Clem Pease converted TMG to the GE 635 for Multics by the artifice of defining
7090 opcodes as 635 macros--sometimes many instructions long to slavishly
emulate the 7090's peculiar accumulator (which mixed 38-bit sign-magnitude
with 37-bit twos-complement and 36-bit ones-complement arithmetic). It's
amusing to speculate about the progressive inflation of TMG had McClure sent
me a similar translation for the 7090.
TMG had a higher-level language written in TMG, which evolved during the
Multics project into something considerably more elaborate than McClure's
original, including features like syntax functions, e.g. seplist(a,b) denoted
a sequence of a's separated by b's, for arbitary syntactic categories a and
b. Syntax functions took TMG beyond the domain of context-free languages.
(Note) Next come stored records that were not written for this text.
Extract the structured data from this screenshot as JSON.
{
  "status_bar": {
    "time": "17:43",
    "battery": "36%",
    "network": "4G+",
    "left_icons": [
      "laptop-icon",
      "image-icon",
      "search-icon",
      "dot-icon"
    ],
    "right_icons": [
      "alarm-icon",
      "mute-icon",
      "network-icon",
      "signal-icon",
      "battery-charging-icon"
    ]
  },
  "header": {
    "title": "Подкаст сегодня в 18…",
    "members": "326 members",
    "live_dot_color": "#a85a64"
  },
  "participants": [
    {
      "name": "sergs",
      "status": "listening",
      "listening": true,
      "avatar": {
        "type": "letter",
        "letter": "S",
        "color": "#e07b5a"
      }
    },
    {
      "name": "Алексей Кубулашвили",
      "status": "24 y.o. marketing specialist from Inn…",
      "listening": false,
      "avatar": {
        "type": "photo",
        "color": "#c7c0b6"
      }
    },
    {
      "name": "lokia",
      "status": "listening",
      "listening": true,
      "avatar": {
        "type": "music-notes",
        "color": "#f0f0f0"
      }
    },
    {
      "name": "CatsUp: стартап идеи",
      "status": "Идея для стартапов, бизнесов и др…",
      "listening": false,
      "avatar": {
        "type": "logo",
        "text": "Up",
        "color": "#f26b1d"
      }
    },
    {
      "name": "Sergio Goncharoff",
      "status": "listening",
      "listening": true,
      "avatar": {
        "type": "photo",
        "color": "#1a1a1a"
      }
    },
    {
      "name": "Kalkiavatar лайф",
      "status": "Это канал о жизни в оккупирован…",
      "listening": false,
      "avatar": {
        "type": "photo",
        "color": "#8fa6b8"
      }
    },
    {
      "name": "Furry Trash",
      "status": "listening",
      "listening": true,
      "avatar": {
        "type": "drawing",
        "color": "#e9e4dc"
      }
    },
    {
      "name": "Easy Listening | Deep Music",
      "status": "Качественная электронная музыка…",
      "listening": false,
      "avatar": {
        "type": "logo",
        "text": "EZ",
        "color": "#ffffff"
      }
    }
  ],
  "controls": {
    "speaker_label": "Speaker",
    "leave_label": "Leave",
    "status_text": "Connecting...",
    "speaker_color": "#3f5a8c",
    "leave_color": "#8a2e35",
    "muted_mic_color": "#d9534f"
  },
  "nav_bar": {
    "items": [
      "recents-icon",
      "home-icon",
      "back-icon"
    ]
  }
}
Multics was to be written in PL/I, a compiler for which was commissioned from
Digitek. They had brilliant Fortran technology, but flubbed PL/I. When it
appeared that the Digitek compiler was hopeless, Bob Morris proposed that
we write a quick and dirty one in TMG. Despite being slow (an interpreter
running on an emulated 7090) and providing only three diagnostics, this
compiler carried the project for a couple of years.
When Unix came along, we were again faced with how to bootstrap TMG across
machines. This time I wrote a bare-bones interpreter in PDP7 assembler, then
by stages grew the language back to the Multics state. Ken, in a compliment
I still treasure, once called this the most amazing program on the original
Unix machine.
I believe TMG was involved in the initial evolution of B, but the
real tour-de-force in B was the ability of an interpreted version to
exploit software paging and transcend the limited memory of the PDP-11.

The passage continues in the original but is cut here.